Приземистый человек остановился на пороге, переставил

длинную палку с неободранной корой в хату и, опершись на нее, щурился. Казалось, пень вытащил из земли свои корни и приковылял к людям – крепкий, битый непогодой, пропахший землей, на которой рос. Старая Кандзюбиха приглашала брата:

– Заходи, заходи в хату.

Все повернулись к Панасу, а чужой вдруг замолчал, положил руки на стол и заморгал.

Панас все еще присматривался.

– Что-то у вас свет плохо горит, сразу не разберу, кто тут есть.

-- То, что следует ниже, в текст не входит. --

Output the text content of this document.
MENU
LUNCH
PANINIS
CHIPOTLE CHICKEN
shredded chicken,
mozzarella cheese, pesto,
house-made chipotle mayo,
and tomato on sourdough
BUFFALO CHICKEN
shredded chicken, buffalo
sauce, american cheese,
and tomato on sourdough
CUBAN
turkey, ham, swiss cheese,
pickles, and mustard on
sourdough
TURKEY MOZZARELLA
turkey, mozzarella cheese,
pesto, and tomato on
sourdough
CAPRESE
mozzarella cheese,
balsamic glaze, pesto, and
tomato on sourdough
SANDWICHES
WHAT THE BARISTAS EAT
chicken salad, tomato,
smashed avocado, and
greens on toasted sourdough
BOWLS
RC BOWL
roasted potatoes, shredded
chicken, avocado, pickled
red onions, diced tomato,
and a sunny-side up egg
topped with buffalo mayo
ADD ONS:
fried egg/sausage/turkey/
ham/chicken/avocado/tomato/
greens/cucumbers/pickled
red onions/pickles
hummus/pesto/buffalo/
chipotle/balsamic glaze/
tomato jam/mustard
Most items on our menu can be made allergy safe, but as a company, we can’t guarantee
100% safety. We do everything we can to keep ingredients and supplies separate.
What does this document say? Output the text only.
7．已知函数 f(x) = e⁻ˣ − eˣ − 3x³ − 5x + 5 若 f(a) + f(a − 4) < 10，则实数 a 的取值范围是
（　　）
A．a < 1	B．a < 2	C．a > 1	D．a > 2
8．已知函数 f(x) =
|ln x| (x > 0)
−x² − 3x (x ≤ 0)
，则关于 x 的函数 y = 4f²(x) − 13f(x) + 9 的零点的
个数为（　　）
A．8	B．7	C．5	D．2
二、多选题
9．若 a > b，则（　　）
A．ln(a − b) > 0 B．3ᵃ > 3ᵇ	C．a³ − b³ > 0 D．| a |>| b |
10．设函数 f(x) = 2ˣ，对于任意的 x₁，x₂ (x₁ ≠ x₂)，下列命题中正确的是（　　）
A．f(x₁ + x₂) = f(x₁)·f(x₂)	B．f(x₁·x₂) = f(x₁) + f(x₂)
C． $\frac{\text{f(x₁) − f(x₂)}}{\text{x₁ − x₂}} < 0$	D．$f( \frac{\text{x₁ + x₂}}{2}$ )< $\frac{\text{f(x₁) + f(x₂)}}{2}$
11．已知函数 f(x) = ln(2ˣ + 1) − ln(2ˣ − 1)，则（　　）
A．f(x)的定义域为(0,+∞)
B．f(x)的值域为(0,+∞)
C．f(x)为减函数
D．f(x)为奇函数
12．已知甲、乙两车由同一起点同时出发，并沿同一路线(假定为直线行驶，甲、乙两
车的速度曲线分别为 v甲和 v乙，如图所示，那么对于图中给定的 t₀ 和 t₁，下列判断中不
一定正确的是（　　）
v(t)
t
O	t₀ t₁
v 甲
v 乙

Но он уже всех разглядел. Рядом с Гафийкой сидел Олекса Безик, которого в деревне называли «Полтора Несчастья». У него было столько детей, как маковых росинок, и ни клочка земли. В углу подпирал стены высокий Семен Мажуга, с впалой грудью и долгорукий, весь как складной нож. Он только и жил тем, что на колченогой кобыле возил евреев на вокзал. Были тут Иван Короткий да Иван Редька, Александр Дейнека да Савва Гурчин – все безземельные, либо такие, которые не могли прокормиться на своей земле.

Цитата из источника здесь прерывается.